The insurgent networks provided him food and clothes and a monthly stipend of 50,000 dinars, about $40. He was given a room with an Iraqi family and fought alongside some of the brothers. He also took notice of one of their sisters, Nesbah.

"The brothers arranged for us to marry. I had no objection," said al-Obied. "But we decided we should not have children because my wife wanted to become a martyr (suicide bomber). Many women were starting to do it then. She wanted to follow. Even her parents encouraged her to do it. So we began making plans for her martyrdom. I was proud of her."

But Nesbah became pregnant early last year, he said. The decision was made to abandon the insurgency and return to Saudi Arabia. For the first time in nearly three years, al-Obeid said he called home.

"I told them everything and that I wanted to come home now," he said. "They said they would make the arrangements."

What al-Obeid didn't know, however, was that Iraqi intelligence agents were listening, too.
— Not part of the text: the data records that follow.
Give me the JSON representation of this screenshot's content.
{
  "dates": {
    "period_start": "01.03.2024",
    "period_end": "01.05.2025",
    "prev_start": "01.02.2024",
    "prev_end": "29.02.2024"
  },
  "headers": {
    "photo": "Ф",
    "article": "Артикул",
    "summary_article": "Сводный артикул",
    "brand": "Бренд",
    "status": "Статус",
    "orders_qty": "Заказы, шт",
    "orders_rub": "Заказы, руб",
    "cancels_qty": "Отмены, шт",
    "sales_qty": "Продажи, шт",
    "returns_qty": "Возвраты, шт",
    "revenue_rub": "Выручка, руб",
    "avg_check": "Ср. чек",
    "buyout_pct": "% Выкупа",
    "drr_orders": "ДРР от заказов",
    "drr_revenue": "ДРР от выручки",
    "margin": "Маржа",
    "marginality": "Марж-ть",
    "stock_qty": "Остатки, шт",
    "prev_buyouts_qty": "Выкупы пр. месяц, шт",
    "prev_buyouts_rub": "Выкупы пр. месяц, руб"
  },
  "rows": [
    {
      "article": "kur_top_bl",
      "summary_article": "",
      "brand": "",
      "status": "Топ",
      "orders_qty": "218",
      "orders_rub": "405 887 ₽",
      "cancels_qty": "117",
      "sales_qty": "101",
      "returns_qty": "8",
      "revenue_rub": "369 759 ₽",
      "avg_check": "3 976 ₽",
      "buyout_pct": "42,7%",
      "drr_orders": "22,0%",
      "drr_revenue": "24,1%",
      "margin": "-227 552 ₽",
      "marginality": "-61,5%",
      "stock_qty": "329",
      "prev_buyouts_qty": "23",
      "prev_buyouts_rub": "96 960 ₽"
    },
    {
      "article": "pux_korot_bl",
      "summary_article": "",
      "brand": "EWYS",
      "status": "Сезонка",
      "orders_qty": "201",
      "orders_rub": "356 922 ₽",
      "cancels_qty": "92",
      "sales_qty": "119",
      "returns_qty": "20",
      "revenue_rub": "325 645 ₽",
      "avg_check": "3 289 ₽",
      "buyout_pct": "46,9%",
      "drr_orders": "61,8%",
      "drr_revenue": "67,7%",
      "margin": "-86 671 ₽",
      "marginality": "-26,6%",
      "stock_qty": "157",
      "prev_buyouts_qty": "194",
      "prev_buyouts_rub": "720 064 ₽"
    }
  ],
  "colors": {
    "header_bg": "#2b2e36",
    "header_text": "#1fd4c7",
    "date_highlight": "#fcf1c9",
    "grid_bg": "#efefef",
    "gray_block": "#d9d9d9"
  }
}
A few weeks later in early 2008, he was stopped at a checkpoint on the road from Diyala to Baghdad, by Iraqi forces.

"They asked me, `Are you the Saudi?"' he said. "For me, it was over."

Al-Obeid has been held since by Iraqi intelligence officials. He made no claims of torture or abuses against Iraqi authorities, but it appears al-Obeid could be among the detainees who have agreed to assist Iraqi forces in exchange for favored treatment.

Iraq is currently struggling to handle tens of thousands of detainees held in overcrowded prisons and makeshift jails. The crunch will intensify next year when the U.S. military turns over control of its remaining detention facilities to Iraqi authorities under a security pact. Last month, American officials closed its largest detention site, Camp Bucca near the Kuwait border.

Iraqi and American forces have freed many detainees considered no longer a threat or wrongly jailed. No such pass seems likely soon for al-Obeid.

Asked if regrets joining the insurgency, he replied: "No, I'm very happy."

Would you continue fighting if released?


He then asked for a pen. He took a clean page of a notebook and wrote in cramped Arabic script. He smiled and handed back the paper.

It read: The wise man is his own judge.